2025/12/22
蓬田修一

日本の政治を理解するうえで、「政党政治」は避けて通れないテーマである。しかし、現在の国会運営や政党間の議論を見ていると、従来の政党政治がその役割を十分に果たしているのか、疑問を抱く人も少なくないだろう。その感覚は、決して個人的な印象にとどまるものではなく、日本政治の歴史的流れの中でも説明可能な現象である。

日本に政党政治が本格的に登場するのは、明治維新後しばらく経った1880年代以降である。維新直後の政治は、薩摩・長州など旧藩出身の指導者による藩閥政治であり、国家の最優先課題は富国強兵と中央集権国家の建設だった。この段階では、政党は国家運営の担い手ではなく、むしろ秩序を乱す存在と見なされていた。

しかし、納税者層の拡大や地方名望家の台頭、西洋の憲政思想の影響を受けて、自由民権運動が高まり、政党が誕生する。1890年の帝国議会開設により政党は制度上認められるが、内閣は天皇大権に基づき、軍部も政治から独立していたため、政党政治はあくまで限定的なものだった。

転機となったのは第一次世界大戦後の大正期である。原敬内閣に代表される政党内閣が成立し、普通選挙法も実現した。この時代、政党は初めて「国家を運営する主体」としての自覚を持つようになる。

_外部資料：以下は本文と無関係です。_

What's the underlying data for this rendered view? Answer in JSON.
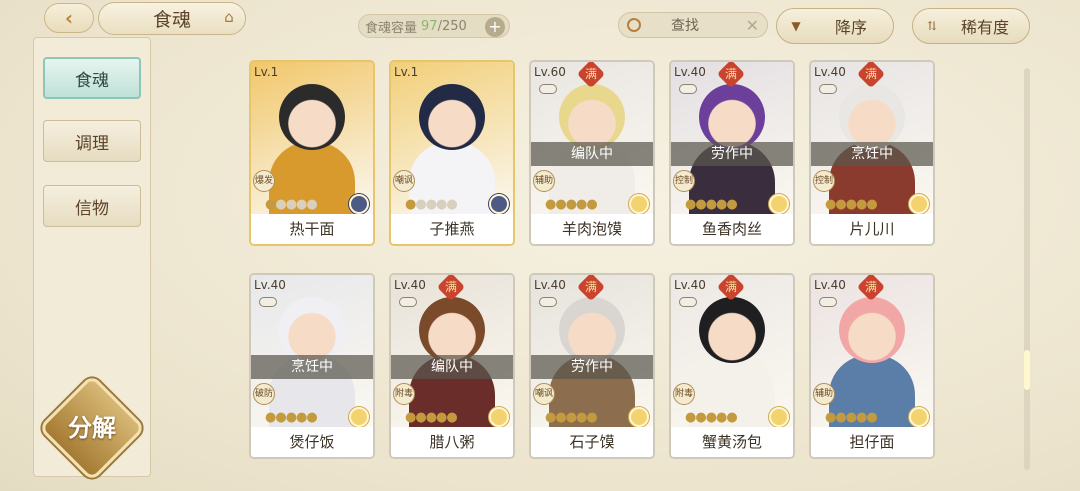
{
  "header": {
    "title": "食魂",
    "capacity_label": "食魂容量",
    "capacity_current": "97",
    "capacity_total": "/250",
    "search_label": "查找",
    "sort_order_label": "降序",
    "sort_key_label": "稀有度"
  },
  "sidebar": {
    "items": [
      {
        "label": "食魂"
      },
      {
        "label": "调理"
      },
      {
        "label": "信物"
      }
    ],
    "decompose_label": "分解"
  },
  "cards": [
    {
      "level": "Lv.1",
      "name": "热干面",
      "role": "爆发",
      "status": "",
      "full": false,
      "stars": 1
    },
    {
      "level": "Lv.1",
      "name": "子推燕",
      "role": "嘲讽",
      "status": "",
      "full": false,
      "stars": 1
    },
    {
      "level": "Lv.60",
      "name": "羊肉泡馍",
      "role": "辅助",
      "status": "编队中",
      "full": true,
      "stars": 5
    },
    {
      "level": "Lv.40",
      "name": "鱼香肉丝",
      "role": "控制",
      "status": "劳作中",
      "full": true,
      "stars": 5
    },
    {
      "level": "Lv.40",
      "name": "片儿川",
      "role": "控制",
      "status": "烹饪中",
      "full": true,
      "stars": 5
    },
    {
      "level": "Lv.40",
      "name": "煲仔饭",
      "role": "破防",
      "status": "烹饪中",
      "full": false,
      "stars": 5
    },
    {
      "level": "Lv.40",
      "name": "腊八粥",
      "role": "附毒",
      "status": "编队中",
      "full": true,
      "stars": 5
    },
    {
      "level": "Lv.40",
      "name": "石子馍",
      "role": "嘲讽",
      "status": "劳作中",
      "full": true,
      "stars": 5
    },
    {
      "level": "Lv.40",
      "name": "蟹黄汤包",
      "role": "附毒",
      "status": "",
      "full": true,
      "stars": 5
    },
    {
      "level": "Lv.40",
      "name": "担仔面",
      "role": "辅助",
      "status": "",
      "full": true,
      "stars": 5
    }
  ],
  "full_badge": "满",
  "colors": {
    "background": "#efe8d3",
    "accent_teal": "#8cc6b7",
    "gold": "#c49a3e",
    "status_overlay": "#5a584e"
  }
}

ただし、政党の腐敗や金権政治、軍部との緊張関係も同時に深刻化していった。

1930年代に入ると、世界恐慌や対外膨張の中で政党内閣は危機対応能力を失い、最終的に政党は解体され、戦時体制へと移行する。ここで日本は、政党政治が国家危機に対応できなかったという強い歴史的記憶を残すことになる。

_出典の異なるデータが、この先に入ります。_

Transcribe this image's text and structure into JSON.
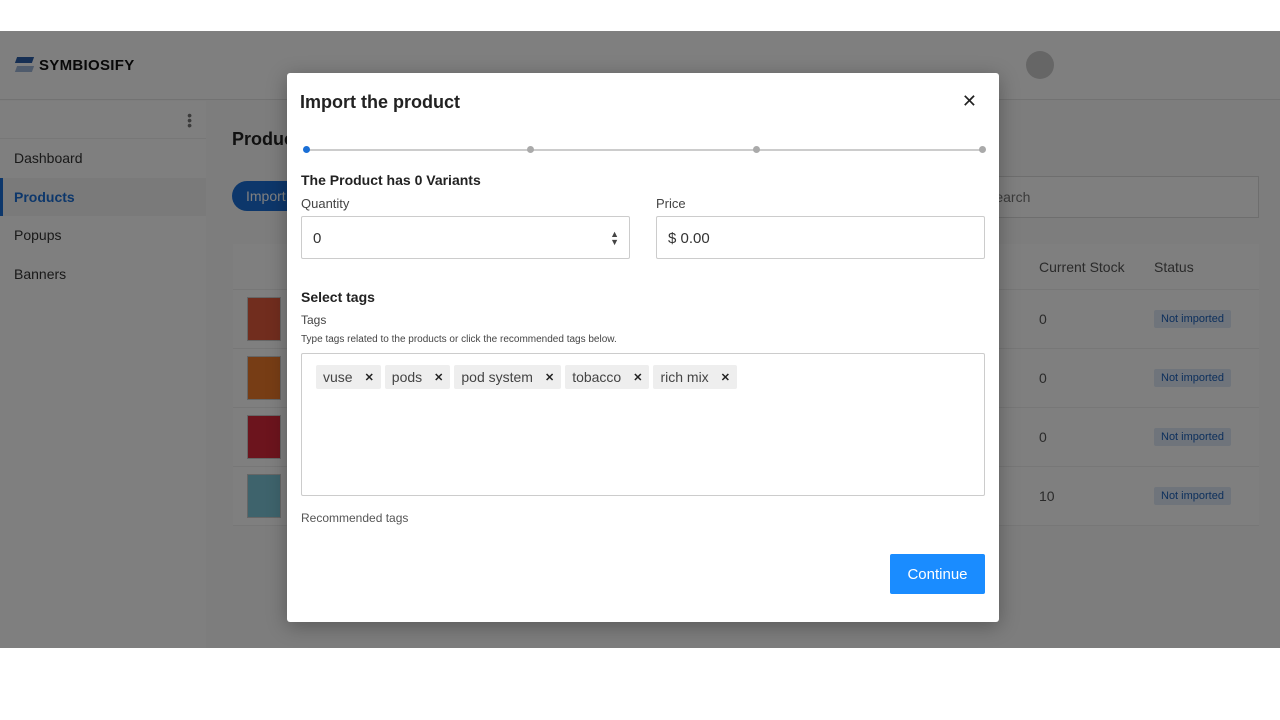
{
  "app": {
    "brand": "SYMBIOSIFY",
    "page_title": "Products",
    "import_label": "Import",
    "search_placeholder": "Search"
  },
  "sidebar": {
    "items": [
      {
        "label": "Dashboard"
      },
      {
        "label": "Products",
        "active": true
      },
      {
        "label": "Popups"
      },
      {
        "label": "Banners"
      }
    ]
  },
  "table": {
    "headers": {
      "stock": "Current Stock",
      "status": "Status"
    },
    "rows": [
      {
        "stock": "0",
        "status": "Not imported"
      },
      {
        "stock": "0",
        "status": "Not imported"
      },
      {
        "stock": "0",
        "status": "Not imported"
      },
      {
        "stock": "10",
        "status": "Not imported"
      }
    ]
  },
  "modal": {
    "title": "Import the product",
    "close_icon": "close-icon",
    "steps_total": 4,
    "current_step": 1,
    "variants_heading": "The Product has 0 Variants",
    "quantity_label": "Quantity",
    "quantity_value": "0",
    "price_label": "Price",
    "price_value": "$ 0.00",
    "tags_heading": "Select tags",
    "tags_label": "Tags",
    "tags_hint": "Type tags related to the products or click the recommended tags below.",
    "tags": [
      "vuse",
      "pods",
      "pod system",
      "tobacco",
      "rich mix"
    ],
    "recommended_label": "Recommended tags",
    "continue_label": "Continue"
  },
  "colors": {
    "accent": "#1a8cff",
    "brand": "#1a6fd6"
  }
}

戦後、日本は占領改革を通じて議会主権と政党政治を再構築する。1955年に成立したいわゆる「55年体制」は、自民党が政権を担い、野党が批判と監視を行うという役割分担型の政党政治だった。この体制は高度経済成長と結びつき、長期的な安定をもたらしたが、次第に政党は国家像を語らず、官僚主導の政策運営を追認する存在へと変化していく。

2000年代以降、グローバル化、人口減少、安全保障環境の変化が進む中で、有権者は再び政治に「方向性」や「覚悟」を求めるようになった。結果として、政党名やイデオロギーよりも、政治家個人の姿勢や発言、実行力が重視される傾向が強まっている。

現在の日本政治は、政党制度そのものが消滅しつつあるというより、20世紀型の政党政治が限界に達し、再定義を迫られている段階と見るのが妥当だろう。政党は今後、単なる利害調整装置ではなく、国益とは何か、国家として何を優先するのかを明確な言葉で示すことが求められている。